Most rooms in our residences are set up as double occupancy, meaning you'll have a roommate! We are committed to placing students with compatible roommates to make your experience at Providence a great one!

It is normal to feel anxious about meeting your new roommate, however, be assured that your Resident Director carefully matches roommates based on the personal preferences you have provided in your application package. We want your stay in dorm to be an amazing experience, giving you opportunity to meet new people and learn more about yourself in the process. Here are a few tips to help your first interactions go smoothly:

  1. Know Yourself
    • Before moving in to dorm, consider what your habits and preferences are. Are you a neat freak, a heavy sleeper, a social butterfly? Perhaps you know you need time to yourself for devotions or you know you need to talk with someone when you’re stressed. Know what you need to be healthy and happy, so that you can speak openly with your roommate about these things. It is your responsibility to ask for what you need, and to voice your expectations.
  2. Know Your Roommate
    • Feel free to ask questions and get to know your roommate as a person. What brought them to Providence? Where are they from? This person probably has many of the same hopes as fears you are feeling. Be sure to ask them what they need or expect in your shared space: do they work best at night or are they a morning person? How tidy is ‘tidy’? Allow your roommate to voice their expectations and needs, just as you have.
  3. Be Ready to Compromise
    • Learning to live with another person requires flexibility and communication (both essential life skills!). Expect that having a roommate will require you to give up some things, while also providing you with some benefits. If you can both talk about what is essential and what can be sacrificed then you can each make accommodations so that everyone is satisfied. Perhaps your roommate likes to listen to music while doing homework but you need absolute silence; as a result of talking this through you may find your roommate is quite willing to use headphones or that you are happy to head to the library when it’s homework time. Open communication and flexibility can solve most roommate struggles.
  4. Access Support
    • If you're having trouble, speak with your RA (Resident Assistant) who is trained to provide this type of support and can help.
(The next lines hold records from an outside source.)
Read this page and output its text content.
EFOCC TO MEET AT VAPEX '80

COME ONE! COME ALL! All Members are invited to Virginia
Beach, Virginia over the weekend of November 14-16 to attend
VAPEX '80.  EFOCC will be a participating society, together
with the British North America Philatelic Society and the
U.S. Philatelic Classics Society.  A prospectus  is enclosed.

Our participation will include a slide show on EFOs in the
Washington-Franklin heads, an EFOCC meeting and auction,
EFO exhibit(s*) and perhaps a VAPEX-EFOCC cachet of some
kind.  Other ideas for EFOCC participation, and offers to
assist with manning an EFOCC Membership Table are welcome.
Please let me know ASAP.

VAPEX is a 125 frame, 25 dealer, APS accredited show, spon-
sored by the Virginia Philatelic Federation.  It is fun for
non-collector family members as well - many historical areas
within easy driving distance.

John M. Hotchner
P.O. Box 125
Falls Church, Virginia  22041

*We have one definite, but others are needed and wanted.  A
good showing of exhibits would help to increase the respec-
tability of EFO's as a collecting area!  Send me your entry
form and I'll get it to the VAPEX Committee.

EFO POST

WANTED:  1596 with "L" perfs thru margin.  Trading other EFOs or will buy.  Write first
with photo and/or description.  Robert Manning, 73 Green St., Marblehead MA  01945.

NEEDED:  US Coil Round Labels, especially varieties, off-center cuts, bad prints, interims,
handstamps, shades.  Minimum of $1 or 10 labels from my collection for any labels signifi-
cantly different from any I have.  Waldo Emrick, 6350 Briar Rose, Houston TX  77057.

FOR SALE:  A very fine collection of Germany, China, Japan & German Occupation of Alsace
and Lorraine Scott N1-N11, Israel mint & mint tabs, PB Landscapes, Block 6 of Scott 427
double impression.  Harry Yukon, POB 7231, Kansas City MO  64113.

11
Remember that many people are anxious about this transition. Most people also find they have a lot in common with their roommate. They also end up gaining valuable life skills and learning a lot about themselves in the process. Even though you don't know your roommate yet, you can be preparing for your year together by being aware of what you need, what you can give up, and by priming your communication skills.

Room/Roommate Changes

Providence values the resolution of conflict rather than the avoidance of conflict, and the Residence Life staff (RDs and RAs) work to help residence students develop skills to this end. Assistance in communication, mediation, and compromise are considered first steps in roommate conflicts and will be available to students who seek help from Residence Life staff. Some extenuating circumstances may necessitate a change in room assignment, as determined by the Resident Director.